In college, I worked at a surgery center (in TX), and I remember a MD saying something about how a DPM cannot admit a patient into a hospital (or surgery center). Does this new H&P medicare law/rule have anything to do with "admitting" a patient? Since they can do their own H&Ps, does that mean a DPM can now admit the patient? Or is that something totally different? Thanks.

It ultimately depends on the hospital bylaws who can admit. Many hospitals are now using a Hospitalist system rather than the traditional system of each doc admitting his or her own patients. Hospitalists are doctors who manage inpatients full-time. If an outside doc wants to use a Hospitalist, they consult the Hospitalist on-call to manage the patient while in-house. Apparently this system leads to better outcomes with shorter stays.

http://en.wikipedia.org/wiki/Hospital_medicine

Nat
 
It ultimately depends on the hospital bylaws who can admit. Many hospitals are now using a Hospitalist system rather than the traditional system of each doc admitting his or her own patients. Hospitalists are doctors who manage inpatients full-time. If an outside doc wants to use a Hospitalist, they consult the Hospitalist on-call to manage the patient while in-house. Apparently this system leads to better outcomes with shorter stays.

http://en.wikipedia.org/wiki/Hospital_medicine

Nat

Usually what kind of patients (surgical and non-surgical) do Pods usually admit in hospitals. And do pods regularly admit patients? (is it lucrative in terms of income). And ingeneral what is the most most common cases a Pod would see daily in his office. I know it depends on location, level of education,etc. But just in general when you hear Podiatrist what are the most common cases you would associate.
 
Usually what kind of patients (surgical and non-surgical) do Pods usually admit in hospitals. And do pods regularly admit patients? (is it lucrative in terms of income). And ingeneral what is the most most common cases a Pod would see daily in his office. I know it depends on location, level of education,etc. But just in general when you hear Podiatrist what are the most common cases you would associate.

From what I've seen, podiatric inpatient admissions are either for management of severe infections or for post-op pain control. Outpatient admissions (e.g., ambulatory surgery) are far more common. I've been on staff at six hospitals and we were not permitted to do an inpatient admission unless we had a co-admitting MD or DO. At three of the hospitals we could do our own outpatient admit if the patient was ASA I or II ( http://www.answers.com/topic/asa-score ).

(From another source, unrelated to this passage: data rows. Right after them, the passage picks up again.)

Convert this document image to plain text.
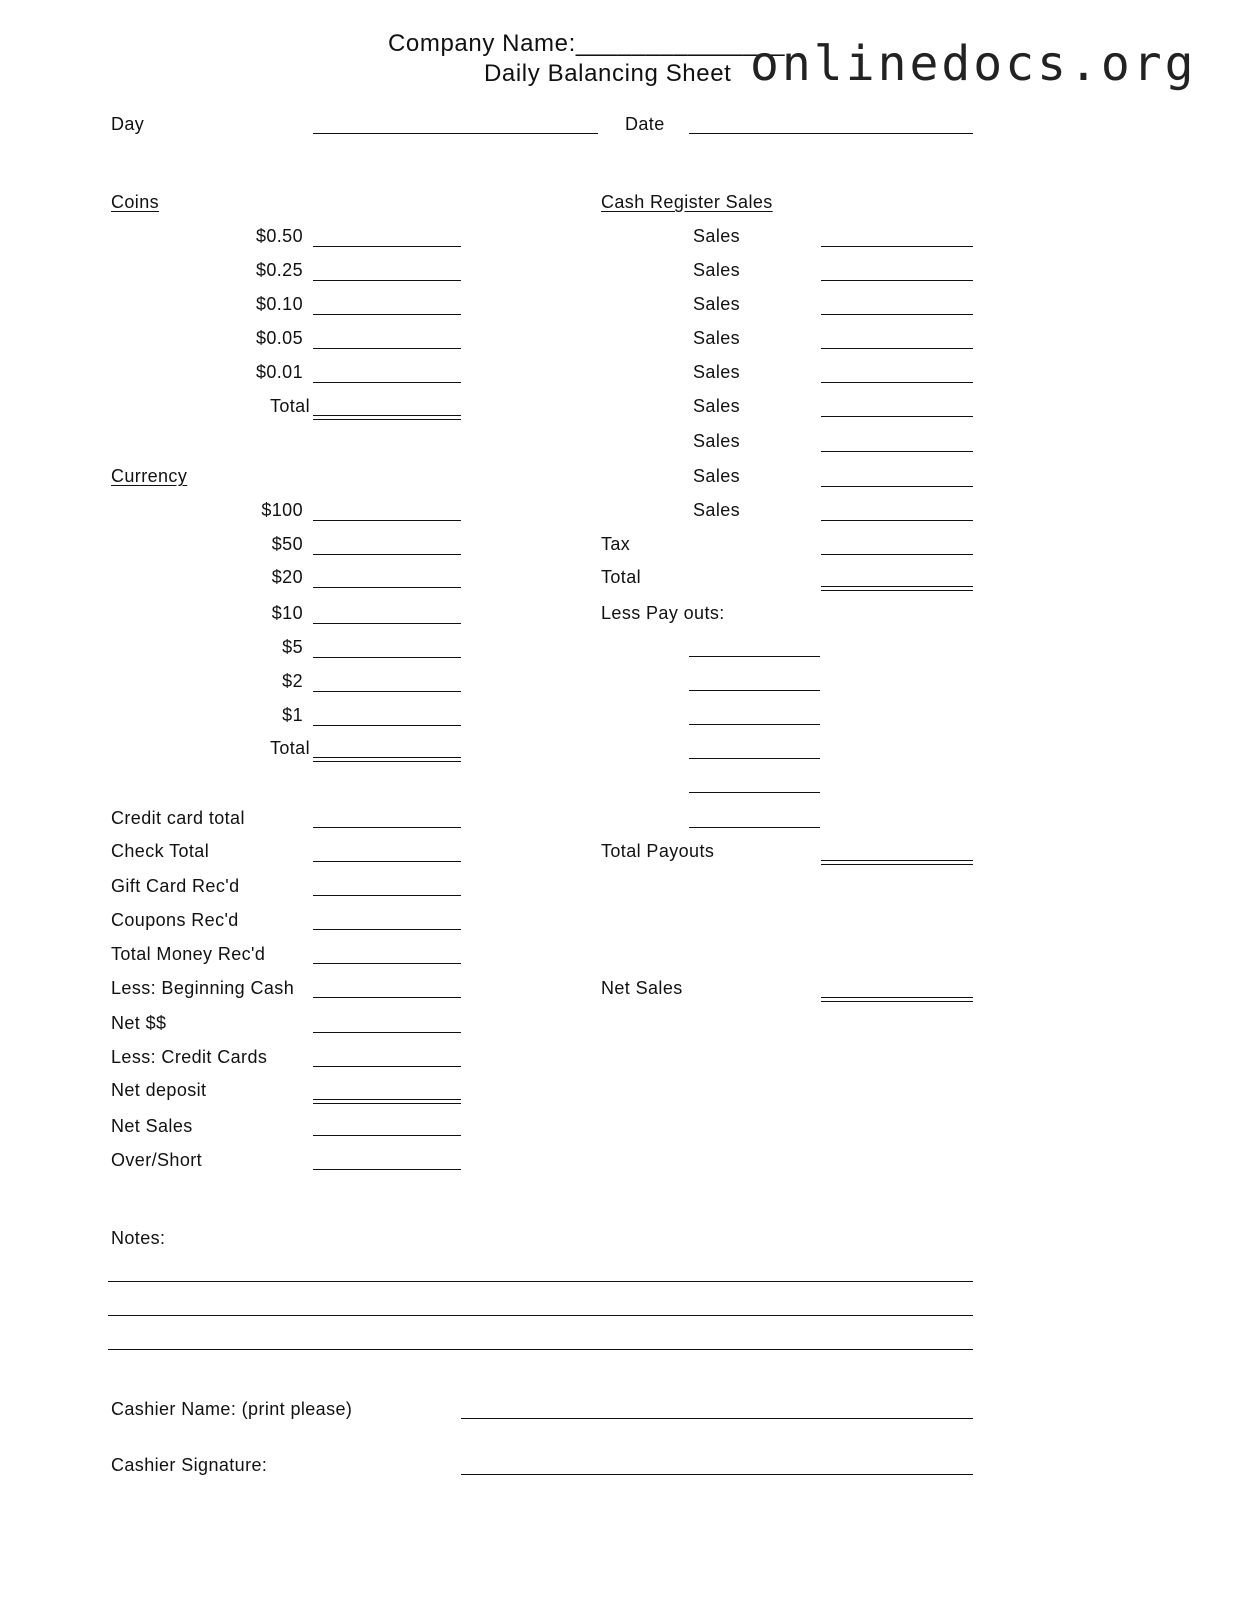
Company Name:_______________
Daily Balancing Sheet onlinedocs.org
Day	Date
Coins
$0.50
$0.25
$0.10
$0.05
$0.01
Total
Currency
$100
$50
$20
$10
$5
$2
$1
Total
Credit card total
Check Total
Gift Card Rec'd
Coupons Rec'd
Total Money Rec'd
Less: Beginning Cash
Net $$
Less: Credit Cards
Net deposit
Net Sales
Over/Short
Cash Register Sales
Sales
Sales
Sales
Sales
Sales
Sales
Sales
Sales
Sales
Tax
Total
Less Pay outs:
Total Payouts
Net Sales
Notes:
Cashier Name: (print please)
Cashier Signature:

Is it lucrative? For me, inpatient work has accounted for almost no income in the seven years I've been in practice. I'm fine with that because personally I find inpatient work to be too time consuming. Others may enjoy it and seek more of that type of work though. If I have someone for whom an inpatient admission is indicated I either contact the PCP or consult the Hospitalists.

I and the two other DPM's in my group see mostly bunions, hammertoes, heel pain, ingrown nails, tinea, verruca, onychomycosis, neuromas, diabetic foot care, cellulitis, and assorted other complaints. We get a little rearfoot and ankle but not much compared to the stuff I listed.
 
I and the two other DPM's in my group see mostly bunions, hammertoes, heel pain, ingrown nails, tinea, verruca, onychomycosis, neuromas, diabetic foot care, cellulitis, and assorted other complaints. We get a little rearfoot and ankle but not much compared to the stuff I listed.[/quote]

Do you have your own OR in your practice, or do you use a hospital's facilities to operate? And, if you do use the hospital, do your patients require a stay of any kind (i.e. be admitted)? Thanks.
 
Do you have your own OR in your practice, or do you use a hospital's facilities to operate? And, if you do use the hospital, do your patients require a stay of any kind (i.e. be admitted)? Thanks.
We have a surgery center below our office and another in a nearby city. We also have privileges at both hospitals and a few remote hospitals. We do the majority of our cases in the surgery centers. We also can do some simple procedures (arthroplasties, hardware removals) in the office. I rarely take cases to the hospitals since most of mine are ambulatory.